Contre Sartre et l’hyperbolisme de la liberté, Merleau-Ponty fait droit à cette essentielle finitude et intègre ce qu’il appelle l’épreuve de la passivité. Il y a une part de l’existence qu’on ne peut référer à l’activité d’un sujet conscient. « Il n’y a pas de liberté sans étais dans l’être », disait-il. Naître, c’est recevoir, recevoir un corps, une histoire, un passé. Ces donnés de l’existence ne sont pas des conditionnements, mais des conditions de possibilité. Incarnation, narrativité, épaisseur temporelle confèrent à l’existence humaine une assise à partir de laquelle l’individu peut se projeter.
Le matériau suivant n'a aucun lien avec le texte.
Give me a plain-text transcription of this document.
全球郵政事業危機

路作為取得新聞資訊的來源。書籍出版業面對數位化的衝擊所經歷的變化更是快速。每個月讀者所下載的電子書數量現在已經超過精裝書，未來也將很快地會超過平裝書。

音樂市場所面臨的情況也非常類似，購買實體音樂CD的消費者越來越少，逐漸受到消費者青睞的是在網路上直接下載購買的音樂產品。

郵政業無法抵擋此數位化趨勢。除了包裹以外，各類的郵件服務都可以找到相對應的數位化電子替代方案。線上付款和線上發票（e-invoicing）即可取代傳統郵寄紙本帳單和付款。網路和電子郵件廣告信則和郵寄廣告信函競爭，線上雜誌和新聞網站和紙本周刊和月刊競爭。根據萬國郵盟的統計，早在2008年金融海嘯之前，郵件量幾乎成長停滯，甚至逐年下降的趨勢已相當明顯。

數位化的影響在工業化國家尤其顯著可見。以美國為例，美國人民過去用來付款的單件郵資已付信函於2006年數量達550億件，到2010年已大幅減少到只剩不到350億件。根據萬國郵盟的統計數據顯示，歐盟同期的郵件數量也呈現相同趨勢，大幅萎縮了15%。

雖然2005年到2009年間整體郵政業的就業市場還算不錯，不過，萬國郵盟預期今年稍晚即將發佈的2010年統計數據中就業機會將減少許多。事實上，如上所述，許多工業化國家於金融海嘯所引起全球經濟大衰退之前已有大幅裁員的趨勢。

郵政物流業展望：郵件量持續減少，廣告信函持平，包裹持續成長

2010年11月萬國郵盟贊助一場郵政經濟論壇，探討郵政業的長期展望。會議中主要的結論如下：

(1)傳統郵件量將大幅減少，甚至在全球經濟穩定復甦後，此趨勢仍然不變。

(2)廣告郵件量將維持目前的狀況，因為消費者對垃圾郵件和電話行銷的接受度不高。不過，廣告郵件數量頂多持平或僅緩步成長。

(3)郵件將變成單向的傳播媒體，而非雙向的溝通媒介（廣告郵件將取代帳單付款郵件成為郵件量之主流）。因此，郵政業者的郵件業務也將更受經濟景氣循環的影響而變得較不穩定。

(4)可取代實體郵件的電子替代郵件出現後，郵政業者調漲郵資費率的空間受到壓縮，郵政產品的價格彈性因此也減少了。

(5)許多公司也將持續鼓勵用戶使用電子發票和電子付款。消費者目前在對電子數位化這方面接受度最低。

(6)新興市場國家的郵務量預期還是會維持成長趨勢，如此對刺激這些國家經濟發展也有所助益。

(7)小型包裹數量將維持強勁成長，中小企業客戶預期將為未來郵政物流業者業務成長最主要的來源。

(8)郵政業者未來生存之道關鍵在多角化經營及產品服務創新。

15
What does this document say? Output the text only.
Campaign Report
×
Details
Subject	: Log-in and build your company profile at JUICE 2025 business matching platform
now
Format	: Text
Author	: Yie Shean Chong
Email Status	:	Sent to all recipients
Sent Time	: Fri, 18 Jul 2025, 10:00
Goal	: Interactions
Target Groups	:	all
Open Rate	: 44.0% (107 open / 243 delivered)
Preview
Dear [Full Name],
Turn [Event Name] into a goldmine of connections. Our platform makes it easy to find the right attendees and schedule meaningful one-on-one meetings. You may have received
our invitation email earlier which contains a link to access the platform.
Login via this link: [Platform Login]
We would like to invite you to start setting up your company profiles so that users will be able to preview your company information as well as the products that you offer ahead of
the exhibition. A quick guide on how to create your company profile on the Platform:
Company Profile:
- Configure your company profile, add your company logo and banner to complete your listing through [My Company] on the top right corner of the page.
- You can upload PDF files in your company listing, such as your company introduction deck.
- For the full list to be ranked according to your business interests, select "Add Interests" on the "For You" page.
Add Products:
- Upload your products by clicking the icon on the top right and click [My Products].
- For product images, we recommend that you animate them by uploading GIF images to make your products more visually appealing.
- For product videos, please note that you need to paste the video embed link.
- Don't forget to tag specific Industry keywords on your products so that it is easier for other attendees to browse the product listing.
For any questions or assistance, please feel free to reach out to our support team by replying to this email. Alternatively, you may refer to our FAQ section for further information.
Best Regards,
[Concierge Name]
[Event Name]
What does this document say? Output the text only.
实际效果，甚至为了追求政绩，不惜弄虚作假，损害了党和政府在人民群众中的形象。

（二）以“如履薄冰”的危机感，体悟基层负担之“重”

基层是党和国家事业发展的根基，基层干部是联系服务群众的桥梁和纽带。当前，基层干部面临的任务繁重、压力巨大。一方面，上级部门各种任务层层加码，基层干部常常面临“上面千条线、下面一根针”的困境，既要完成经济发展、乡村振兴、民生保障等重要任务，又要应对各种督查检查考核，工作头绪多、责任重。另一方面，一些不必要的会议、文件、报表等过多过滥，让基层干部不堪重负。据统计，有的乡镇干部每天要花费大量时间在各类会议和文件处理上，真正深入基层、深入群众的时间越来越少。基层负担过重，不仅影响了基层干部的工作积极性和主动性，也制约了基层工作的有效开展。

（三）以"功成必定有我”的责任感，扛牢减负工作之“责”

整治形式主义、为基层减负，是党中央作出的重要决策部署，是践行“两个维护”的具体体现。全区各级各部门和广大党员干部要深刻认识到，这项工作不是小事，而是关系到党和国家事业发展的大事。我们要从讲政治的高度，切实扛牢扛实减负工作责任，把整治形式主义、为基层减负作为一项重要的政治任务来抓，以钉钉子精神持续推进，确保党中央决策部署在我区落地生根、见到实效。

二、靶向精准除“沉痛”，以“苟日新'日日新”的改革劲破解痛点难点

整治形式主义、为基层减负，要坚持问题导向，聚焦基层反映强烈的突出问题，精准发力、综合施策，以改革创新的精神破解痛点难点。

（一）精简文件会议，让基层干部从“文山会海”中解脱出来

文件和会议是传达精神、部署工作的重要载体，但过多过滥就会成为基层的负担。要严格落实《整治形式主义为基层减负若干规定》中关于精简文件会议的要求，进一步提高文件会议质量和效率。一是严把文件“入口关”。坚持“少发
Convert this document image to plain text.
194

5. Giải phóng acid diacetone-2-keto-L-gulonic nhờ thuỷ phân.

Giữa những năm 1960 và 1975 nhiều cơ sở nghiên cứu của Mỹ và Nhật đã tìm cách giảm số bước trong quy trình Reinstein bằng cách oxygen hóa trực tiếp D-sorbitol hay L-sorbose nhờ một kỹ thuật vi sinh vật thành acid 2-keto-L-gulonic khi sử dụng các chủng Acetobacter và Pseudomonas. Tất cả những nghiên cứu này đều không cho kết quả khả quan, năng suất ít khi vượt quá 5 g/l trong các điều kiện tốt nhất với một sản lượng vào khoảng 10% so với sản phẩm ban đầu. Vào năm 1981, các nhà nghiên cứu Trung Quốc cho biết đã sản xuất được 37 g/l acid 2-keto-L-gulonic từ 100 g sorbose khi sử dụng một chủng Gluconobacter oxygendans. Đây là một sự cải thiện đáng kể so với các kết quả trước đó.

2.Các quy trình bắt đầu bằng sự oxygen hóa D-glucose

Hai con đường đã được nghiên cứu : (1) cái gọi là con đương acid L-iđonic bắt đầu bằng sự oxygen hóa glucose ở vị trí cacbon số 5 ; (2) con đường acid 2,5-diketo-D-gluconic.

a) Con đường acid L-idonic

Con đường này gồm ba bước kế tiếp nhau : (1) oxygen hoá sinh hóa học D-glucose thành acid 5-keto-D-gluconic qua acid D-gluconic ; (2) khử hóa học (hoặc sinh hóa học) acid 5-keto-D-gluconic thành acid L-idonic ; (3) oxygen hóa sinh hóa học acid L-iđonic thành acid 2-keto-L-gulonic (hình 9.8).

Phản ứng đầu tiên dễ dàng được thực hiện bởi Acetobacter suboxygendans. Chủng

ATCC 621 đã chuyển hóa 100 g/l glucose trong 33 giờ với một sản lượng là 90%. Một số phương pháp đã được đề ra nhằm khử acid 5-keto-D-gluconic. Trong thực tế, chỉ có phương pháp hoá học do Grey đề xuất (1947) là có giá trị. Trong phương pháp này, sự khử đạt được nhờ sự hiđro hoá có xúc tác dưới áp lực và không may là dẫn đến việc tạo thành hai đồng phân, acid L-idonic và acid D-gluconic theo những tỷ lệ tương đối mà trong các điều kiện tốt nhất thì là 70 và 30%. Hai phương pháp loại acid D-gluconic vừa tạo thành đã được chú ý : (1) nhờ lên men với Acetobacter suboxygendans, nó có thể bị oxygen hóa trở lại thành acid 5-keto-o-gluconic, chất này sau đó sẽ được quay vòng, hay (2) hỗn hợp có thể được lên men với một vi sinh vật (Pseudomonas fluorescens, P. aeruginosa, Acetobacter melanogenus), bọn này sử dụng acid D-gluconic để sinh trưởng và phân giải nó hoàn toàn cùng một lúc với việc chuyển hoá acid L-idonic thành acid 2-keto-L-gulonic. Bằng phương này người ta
Il nous faut redevenir accessibles à la dimension du don lové au cœur de tout donné, naturel comme historique. Les morts ont œuvré pour nous – « Les générations antérieures semblent toujours consacrer toute leur peine à l’unique profit des générations ultérieures », observait Kant –, ce qui pour le moins mérite notre gratitude et en appelle à notre sens de la responsabilité.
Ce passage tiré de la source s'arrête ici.